Nikolay Krastev

Personal information
- Full name: Nikolay Dimov Krastev
- Date of birth: 29 October 1979 (age 45)
- Place of birth: Burgas, Bulgaria
- Height: 1.85 m (6 ft 1 in)
- Position(s): Defender

Team information
- Current team: Neftochimic (assistant)

Senior career*
- Years: Team / Apps / (Gls)
- 1997–2006: Naftex Burgas / 143 / (7)
- 2006–2011: Chernomorets Burgas / 94 / (14)
- 2011–2012: Chernomorets Pomorie / 14 / (0)
- Total:  / 251 / (21)

International career
- 2003–2004: Bulgaria / 6 / (0)

Managerial career
- 2012: Chernomorets Pomorie (assistant)
- 2012–2015: Chernomorets Burgas (youth coach)
- 2014–2015: Chernomorets Burgas (assistant)
- 2015: Pirin Blagoevgrad (assistant)
- 2015–2017: Chernomorets 1919 (youth coach)
- 2017: Neftochimic (head of academy)
- 2017: Neftochimic
- 2017–2020: Neftochimic (assistant)
- 2020: Neftochimic

= Nikolay Krastev (footballer, born 1979) =

Bulgarian footballer

Nikolay Krastev (Николай Кръстев) (born 29 October 1979) is a former Bulgarian footballer, who played as a defender and is currently manager of Neftochimic Burgas. Krastev was a central/left defender and captain of the team. He started his career in Naftex Burgas's youth teams.

==Career==
Krastev played nine seasons for Naftex Burgas. In 2003 and 2004, he was a part of Bulgaria national football team, being capped six times. He signed with Chernomorets Burgas in June 2006 on a free transfer and played in Intertoto Cup 2008 matches against the Slovenian ND Gorica and the Swiss Grasshopper Club Zürich. In January 2011, he signed with Chernomorets Pomorie.

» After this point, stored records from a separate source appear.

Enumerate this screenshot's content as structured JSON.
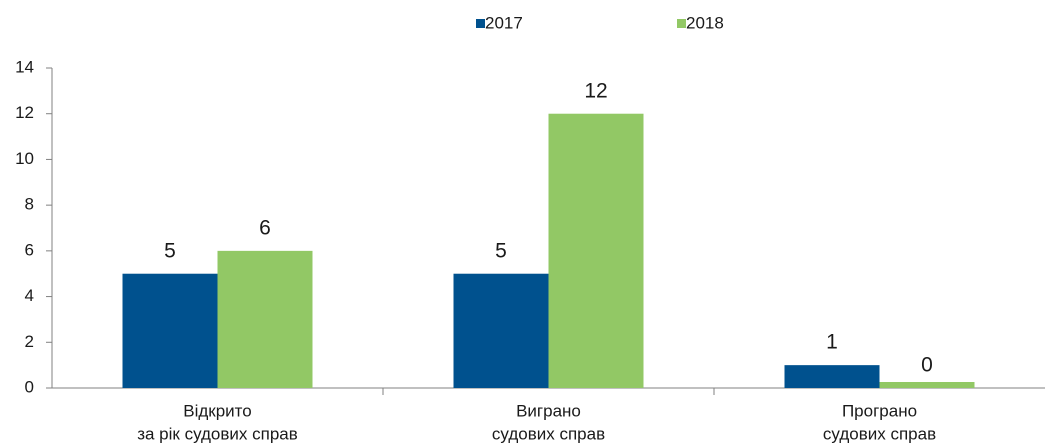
{
  "chart_data": {
    "type": "bar",
    "categories": [
      [
        "Відкрито",
        "за рік судових справ"
      ],
      [
        "Виграно",
        "судових справ"
      ],
      [
        "Програно",
        "судових справ"
      ]
    ],
    "series": [
      {
        "name": "2017",
        "color": "#00518e",
        "values": [
          5,
          5,
          1
        ]
      },
      {
        "name": "2018",
        "color": "#92c865",
        "values": [
          6,
          12,
          0
        ]
      }
    ],
    "ylim": [
      0,
      14
    ],
    "yticks": [
      0,
      2,
      4,
      6,
      8,
      10,
      12,
      14
    ],
    "grid": false,
    "legend": "top"
  }
}
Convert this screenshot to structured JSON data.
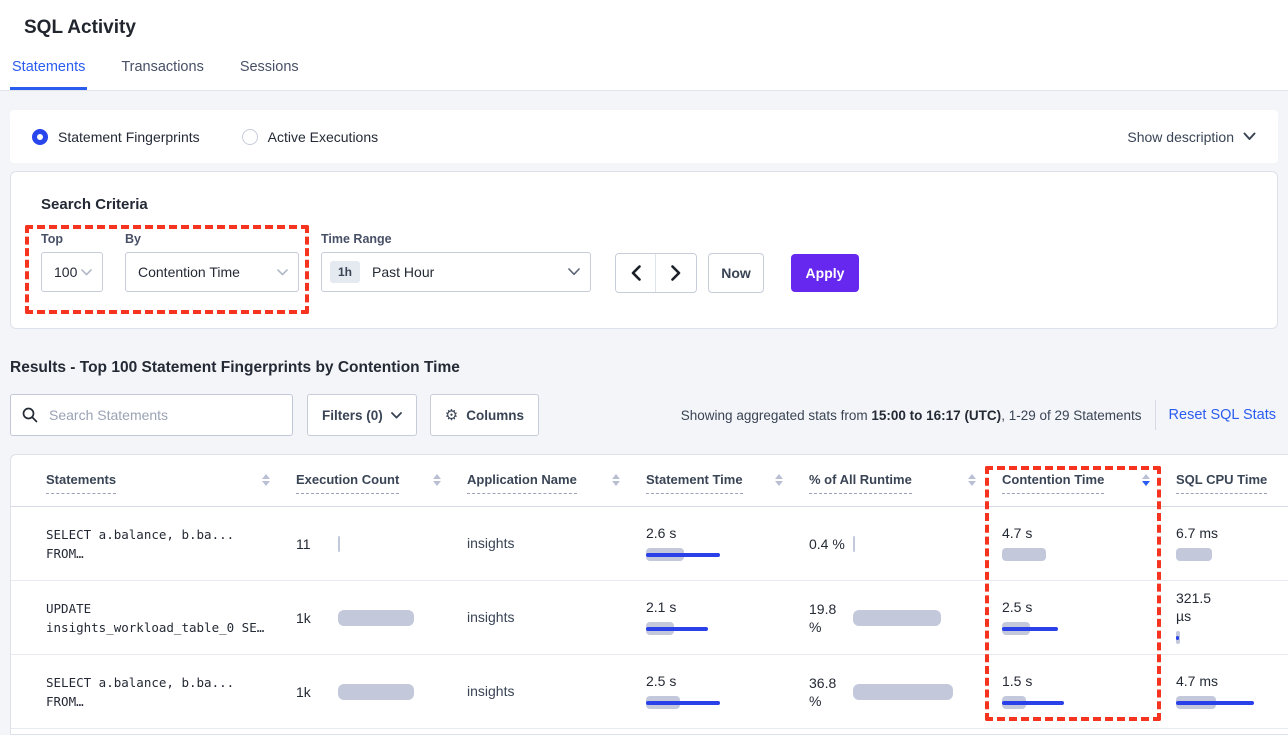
{
  "page": {
    "title": "SQL Activity"
  },
  "tabs": [
    {
      "label": "Statements",
      "active": true
    },
    {
      "label": "Transactions",
      "active": false
    },
    {
      "label": "Sessions",
      "active": false
    }
  ],
  "view_toggle": {
    "options": [
      {
        "label": "Statement Fingerprints",
        "selected": true
      },
      {
        "label": "Active Executions",
        "selected": false
      }
    ],
    "show_description_label": "Show description"
  },
  "search_criteria": {
    "heading": "Search Criteria",
    "top": {
      "label": "Top",
      "value": "100"
    },
    "by": {
      "label": "By",
      "value": "Contention Time"
    },
    "time_range": {
      "label": "Time Range",
      "badge": "1h",
      "value": "Past Hour"
    },
    "now_label": "Now",
    "apply_label": "Apply"
  },
  "results": {
    "heading": "Results - Top 100 Statement Fingerprints by Contention Time",
    "search_placeholder": "Search Statements",
    "filters_label": "Filters (0)",
    "columns_label": "Columns",
    "stats_prefix": "Showing aggregated stats from ",
    "stats_bold": "15:00 to 16:17 (UTC)",
    "stats_suffix": ", 1-29 of 29 Statements",
    "reset_label": "Reset SQL Stats"
  },
  "table": {
    "columns": [
      {
        "label": "Statements"
      },
      {
        "label": "Execution Count"
      },
      {
        "label": "Application Name"
      },
      {
        "label": "Statement Time"
      },
      {
        "label": "% of All Runtime"
      },
      {
        "label": "Contention Time",
        "sorted": "desc"
      },
      {
        "label": "SQL CPU Time"
      }
    ],
    "rows": [
      {
        "statement": {
          "line1": "SELECT a.balance, b.ba...",
          "line2": "FROM…"
        },
        "exec": {
          "lines": [
            "11"
          ],
          "gray": 2,
          "blue": 0
        },
        "app": "insights",
        "stmt_time": {
          "lines": [
            "2.6 s"
          ],
          "gray": 38,
          "blue": 74
        },
        "runtime": {
          "lines": [
            "0.4 %"
          ],
          "gray": 2,
          "blue": 0
        },
        "contention": {
          "lines": [
            "4.7 s"
          ],
          "gray": 44,
          "blue": 0
        },
        "cpu": {
          "lines": [
            "6.7 ms"
          ],
          "gray": 36,
          "blue": 0
        }
      },
      {
        "statement": {
          "line1": "UPDATE",
          "line2": "insights_workload_table_0 SE…"
        },
        "exec": {
          "lines": [
            "1k"
          ],
          "gray": 76,
          "blue": 0
        },
        "app": "insights",
        "stmt_time": {
          "lines": [
            "2.1 s"
          ],
          "gray": 28,
          "blue": 62
        },
        "runtime": {
          "lines": [
            "19.8",
            "%"
          ],
          "gray": 88,
          "blue": 0
        },
        "contention": {
          "lines": [
            "2.5 s"
          ],
          "gray": 28,
          "blue": 56
        },
        "cpu": {
          "lines": [
            "321.5",
            "µs"
          ],
          "gray": 4,
          "blue": 3
        }
      },
      {
        "statement": {
          "line1": "SELECT a.balance, b.ba...",
          "line2": "FROM…"
        },
        "exec": {
          "lines": [
            "1k"
          ],
          "gray": 76,
          "blue": 0
        },
        "app": "insights",
        "stmt_time": {
          "lines": [
            "2.5 s"
          ],
          "gray": 34,
          "blue": 74
        },
        "runtime": {
          "lines": [
            "36.8",
            "%"
          ],
          "gray": 100,
          "blue": 0
        },
        "contention": {
          "lines": [
            "1.5 s"
          ],
          "gray": 24,
          "blue": 62
        },
        "cpu": {
          "lines": [
            "4.7 ms"
          ],
          "gray": 40,
          "blue": 78
        }
      }
    ]
  },
  "colors": {
    "accent_blue": "#2a5cf0",
    "apply_purple": "#6627ee",
    "highlight_red": "#f5331e",
    "bar_gray": "#c3c8db",
    "bar_blue": "#2a40e8"
  }
}
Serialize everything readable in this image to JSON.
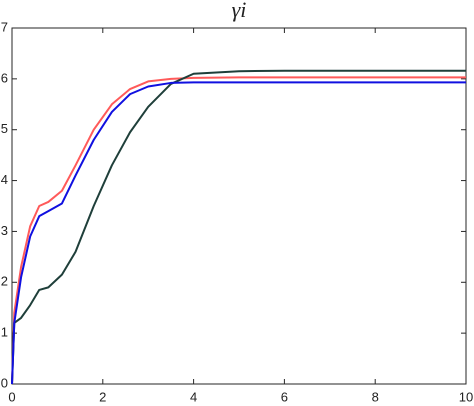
{
  "chart_data": {
    "type": "line",
    "title": "γi",
    "x": [
      0,
      0.05,
      0.2,
      0.4,
      0.6,
      0.8,
      1.1,
      1.4,
      1.8,
      2.2,
      2.6,
      3.0,
      3.5,
      4,
      5,
      6,
      8,
      10
    ],
    "series": [
      {
        "color": "#ff5a5a",
        "values": [
          0,
          1.4,
          2.3,
          3.1,
          3.5,
          3.58,
          3.8,
          4.3,
          5.0,
          5.5,
          5.8,
          5.95,
          6.0,
          6.02,
          6.03,
          6.03,
          6.03,
          6.03
        ]
      },
      {
        "color": "#1f3f3a",
        "values": [
          0,
          1.2,
          1.3,
          1.55,
          1.85,
          1.9,
          2.15,
          2.6,
          3.5,
          4.3,
          4.95,
          5.45,
          5.9,
          6.1,
          6.15,
          6.16,
          6.16,
          6.16
        ]
      },
      {
        "color": "#1010e0",
        "values": [
          0,
          1.2,
          2.1,
          2.9,
          3.3,
          3.4,
          3.55,
          4.1,
          4.8,
          5.35,
          5.7,
          5.85,
          5.92,
          5.93,
          5.93,
          5.93,
          5.93,
          5.93
        ]
      }
    ],
    "xlim": [
      0,
      10
    ],
    "xticks": [
      0,
      2,
      4,
      6,
      8,
      10
    ],
    "ylim": [
      0,
      7
    ],
    "yticks": [
      0,
      1,
      2,
      3,
      4,
      5,
      6,
      7
    ]
  }
}
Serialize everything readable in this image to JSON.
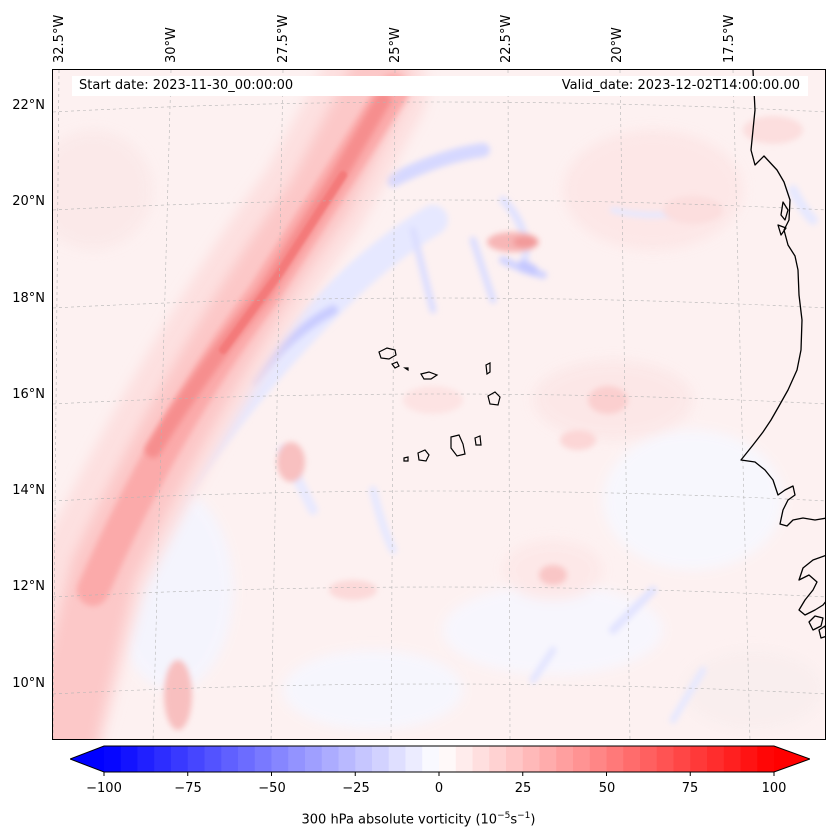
{
  "map": {
    "start_date": "Start date: 2023-11-30_00:00:00",
    "valid_date": "Valid_date: 2023-12-02T14:00:00.00",
    "lat_labels": [
      "22°N",
      "20°N",
      "18°N",
      "16°N",
      "14°N",
      "12°N",
      "10°N"
    ],
    "lon_labels": [
      "32.5°W",
      "30°W",
      "27.5°W",
      "25°W",
      "22.5°W",
      "20°W",
      "17.5°W"
    ],
    "extent_deg": {
      "lon_min": -33.4,
      "lon_max": -15.9,
      "lat_min": 8.7,
      "lat_max": 22.8
    },
    "gridlines": true,
    "coastline_color": "#000000",
    "features": [
      "positive vorticity band along jet streak (southwest to northeast)",
      "Cape Verde islands",
      "West African coastline"
    ]
  },
  "colorbar": {
    "label_prefix": "300 hPa absolute vorticity (10",
    "label_exp1": "−5",
    "label_mid": "s",
    "label_exp2": "−1",
    "label_suffix": ")",
    "min": -100,
    "max": 100,
    "ticks": [
      "−100",
      "−75",
      "−50",
      "−25",
      "0",
      "25",
      "50",
      "75",
      "100"
    ],
    "colormap": "bwr",
    "extend": "both",
    "low_color": "#0000ff",
    "mid_color": "#ffffff",
    "high_color": "#ff0000"
  }
}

On 23 June 2017, Krastev was appointed as manager of Neftochimic Burgas. On 6 October 2017, following a Board of Directors' decision, Krastev was demoted to assistant manager with Blagomir Mitrev taking charge of the club. He once again became head coach in October 2020, after Viktorio Pavlov was relieved of his duties as manager.

==Personal life==
Krastev's son, Dimo Krastev, is also a professional footballer.